Berlin - Emojis (aus dem japanischen, Bedeutung: Bildschriftzeichen) werden von 80 Prozent aller Deutschen versendet. 41 Prozent tun dies täglich, doch die Umfrage des Digitalverbandes Bitkom zeigt, dass sich Meinungen zu Emojis unterscheiden. „Emojis sind zu einem elementaren Teil der Internetkultur geworden und prägen die Kommunikation insbesondere unter jungen Menschen.“, bestätigt der Bitkom-Hauptgeschäftsführer Bernhard Rohleder. Doch nicht nur junge Menschen nutzen Emojis. Obwohl in der Altersgruppe der 16- bis 29-Jährigen die häufigsten Nutzer sind (88 Prozent), liegt selbst bei Senioren über 65 die prozentuelle Häufigkeit der Nutzung von Emojis noch bei 59 Prozent.  

Die Umfrage zeigt jedoch, dass selbst Emoji-Nutzer sich oft nicht einig sind über ihre Verwendung. Die eine Hälfte der Befragten antwortet häufig nur mit Emojis auf Nachrichten, die andere ist von diesem Verhalten genervt. 10 Prozent aller Menschen sind grundsätzlich von Emojis genervt und mehr als die Hälfte fühlt sich oft von ihnen verwirrt (57 Prozent).

Wie werden Emojis genutzt?

Emojis sind eine Art Weltsprache im Internet-Zeitalter geworden, sie verweisen auf Gefühle, Gegenstände, Orte etc.

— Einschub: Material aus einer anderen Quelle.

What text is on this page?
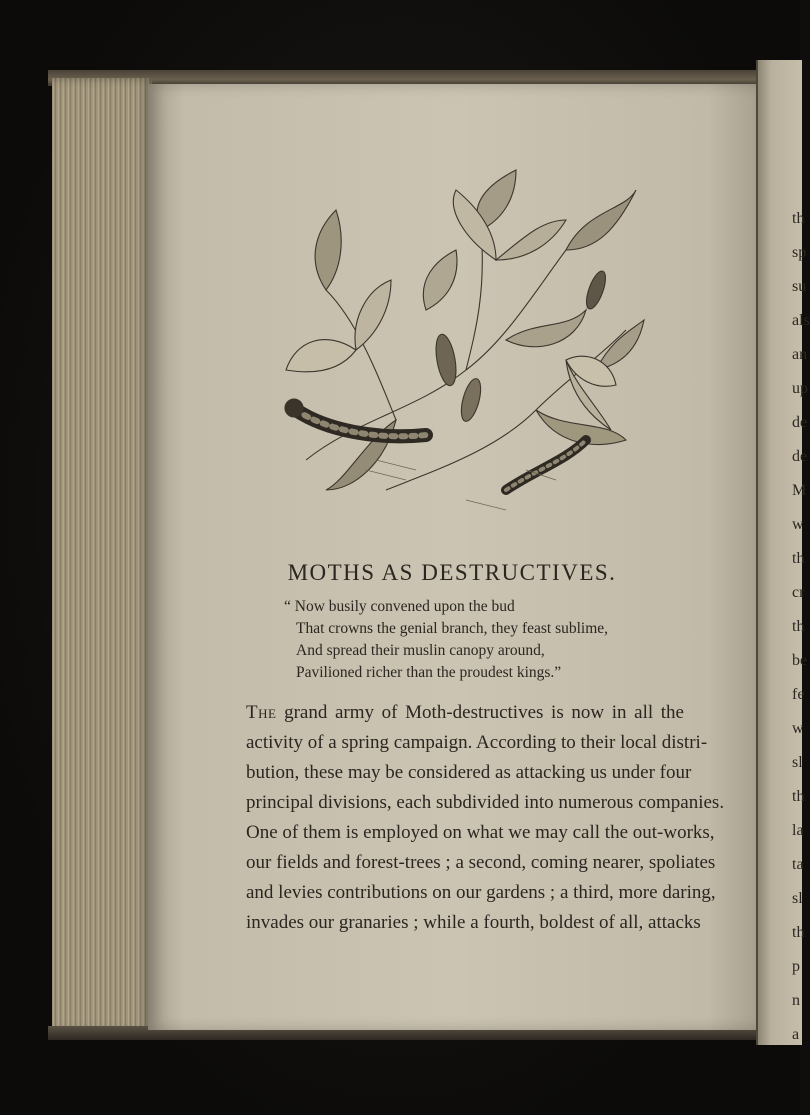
th
sp
su
als
an
up
de
de
M
w
th
cr
th
be
fe
w
sl
th
la
ta
sl
th
p
n
a
MOTHS AS DESTRUCTIVES.
“ Now busily convened upon the bud
That crowns the genial branch, they feast sublime,
And spread their muslin canopy around,
Pavilioned richer than the proudest kings.”
The grand army of Moth-destructives is now in all the
activity of a spring campaign. According to their local distri-
bution, these may be considered as attacking us under four
principal divisions, each subdivided into numerous companies.
One of them is employed on what we may call the out-works,
our fields and forest-trees ; a second, coming nearer, spoliates
and levies contributions on our gardens ; a third, more daring,
invades our granaries ; while a fourth, boldest of all, attacks
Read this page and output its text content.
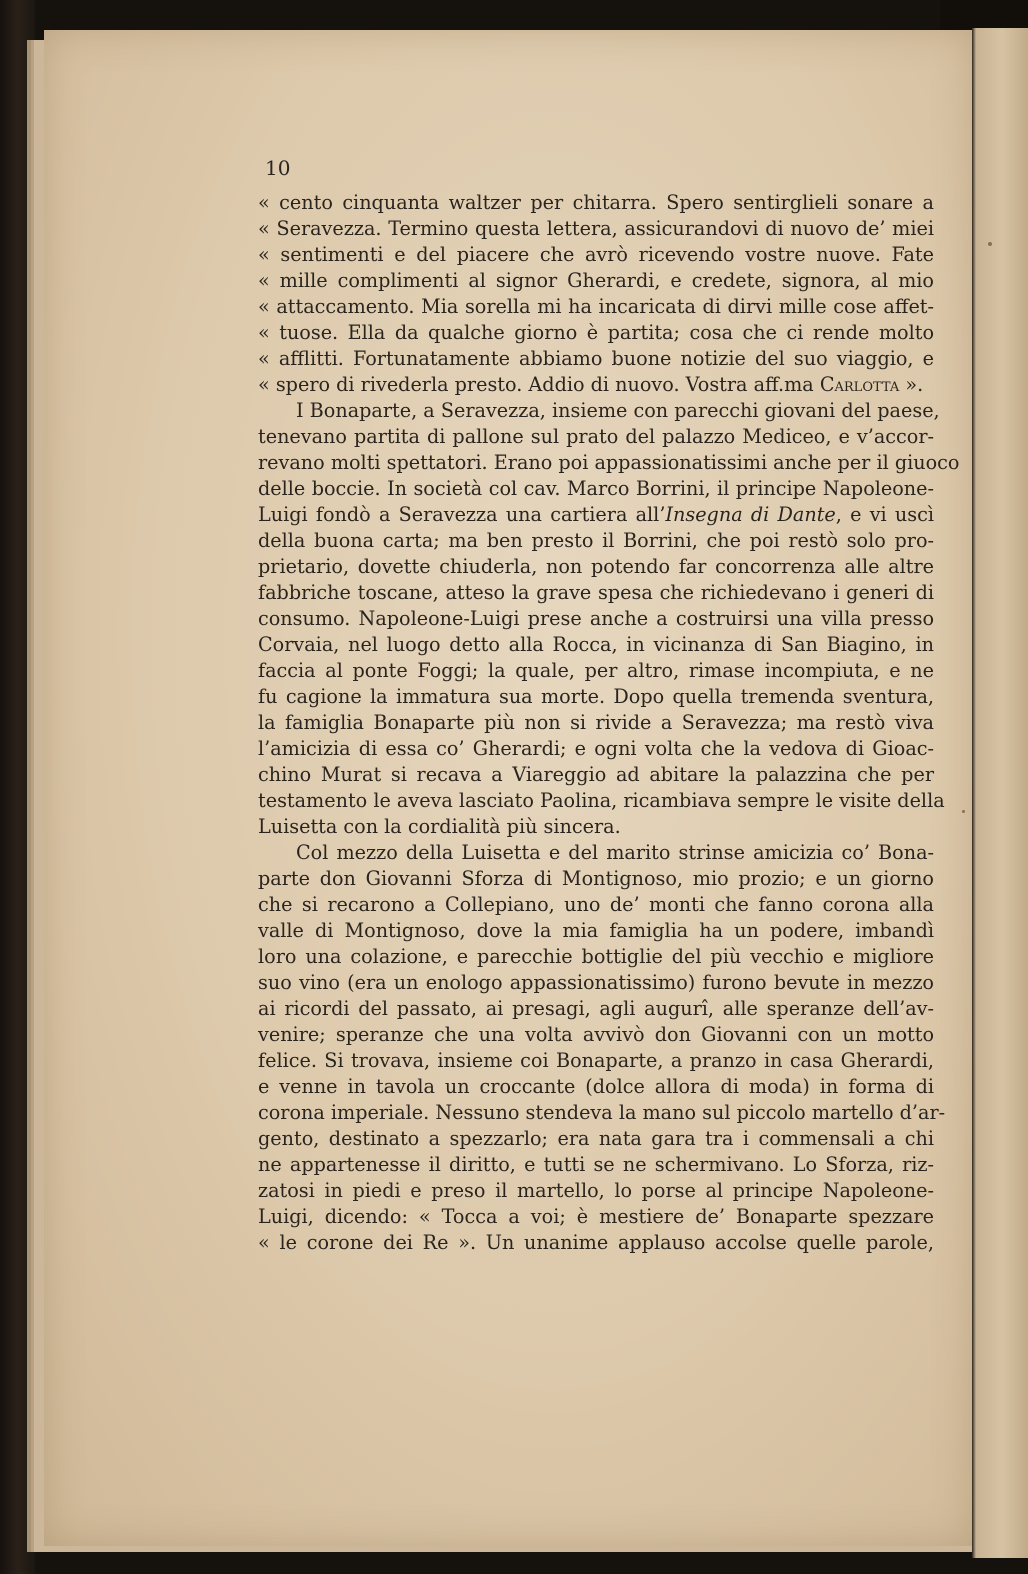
10
« cento cinquanta waltzer per chitarra. Spero sentirglieli sonare a
« Seravezza. Termino questa lettera, assicurandovi di nuovo de’ miei
« sentimenti e del piacere che avrò ricevendo vostre nuove. Fate
« mille complimenti al signor Gherardi, e credete, signora, al mio
« attaccamento. Mia sorella mi ha incaricata di dirvi mille cose affet-
« tuose. Ella da qualche giorno è partita; cosa che ci rende molto
« afflitti. Fortunatamente abbiamo buone notizie del suo viaggio, e
« spero di rivederla presto. Addio di nuovo. Vostra aff.ma Carlotta ».
I Bonaparte, a Seravezza, insieme con parecchi giovani del paese,
tenevano partita di pallone sul prato del palazzo Mediceo, e v’accor-
revano molti spettatori. Erano poi appassionatissimi anche per il giuoco
delle boccie. In società col cav. Marco Borrini, il principe Napoleone-
Luigi fondò a Seravezza una cartiera all’Insegna di Dante, e vi uscì
della buona carta; ma ben presto il Borrini, che poi restò solo pro-
prietario, dovette chiuderla, non potendo far concorrenza alle altre
fabbriche toscane, atteso la grave spesa che richiedevano i generi di
consumo. Napoleone-Luigi prese anche a costruirsi una villa presso
Corvaia, nel luogo detto alla Rocca, in vicinanza di San Biagino, in
faccia al ponte Foggi; la quale, per altro, rimase incompiuta, e ne
fu cagione la immatura sua morte. Dopo quella tremenda sventura,
la famiglia Bonaparte più non si rivide a Seravezza; ma restò viva
l’amicizia di essa co’ Gherardi; e ogni volta che la vedova di Gioac-
chino Murat si recava a Viareggio ad abitare la palazzina che per
testamento le aveva lasciato Paolina, ricambiava sempre le visite della
Luisetta con la cordialità più sincera.
Col mezzo della Luisetta e del marito strinse amicizia co’ Bona-
parte don Giovanni Sforza di Montignoso, mio prozio; e un giorno
che si recarono a Collepiano, uno de’ monti che fanno corona alla
valle di Montignoso, dove la mia famiglia ha un podere, imbandì
loro una colazione, e parecchie bottiglie del più vecchio e migliore
suo vino (era un enologo appassionatissimo) furono bevute in mezzo
ai ricordi del passato, ai presagi, agli augurî, alle speranze dell’av-
venire; speranze che una volta avvivò don Giovanni con un motto
felice. Si trovava, insieme coi Bonaparte, a pranzo in casa Gherardi,
e venne in tavola un croccante (dolce allora di moda) in forma di
corona imperiale. Nessuno stendeva la mano sul piccolo martello d’ar-
gento, destinato a spezzarlo; era nata gara tra i commensali a chi
ne appartenesse il diritto, e tutti se ne schermivano. Lo Sforza, riz-
zatosi in piedi e preso il martello, lo porse al principe Napoleone-
Luigi, dicendo: « Tocca a voi; è mestiere de’ Bonaparte spezzare
« le corone dei Re ». Un unanime applauso accolse quelle parole,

Für die meisten Fans haben Emojis aber gleich mehrere Vorteile: Sie sparen Zeit (69 Prozent), helfen andere besser zu verstehen (44 Prozent) sowie die eigenen Emotionen besser auszudrücken (42 Prozent). Andererseits wird auch von Emoji-Usern bestätigt, dass es zu viele Emojis gibt, was bei einem Katalog von fast 3000 Symbolen nachvollziehbar ist. 

Eine neue Studie der Martin-Luther Universität Halle-Wittenberg (MLU) zeigt, dass sich auch Jugendliche bewusst sind, dass unzählige Emojis oft überflüssig sind und nur als Hilfe gebraucht werden, um die Nachricht besser zu verstehen. „Es zeigt sich, dass Jugendliche oft sehr wohl über Rechtschreibkompetenz verfügen, in der digitalen Kommunikation aber andere Normen gelten, die ein persönlicheres, adressatengerechtes Kommunizieren ermöglichen“, erläutert der Linguist Florian Busch, der die Studie durchführte.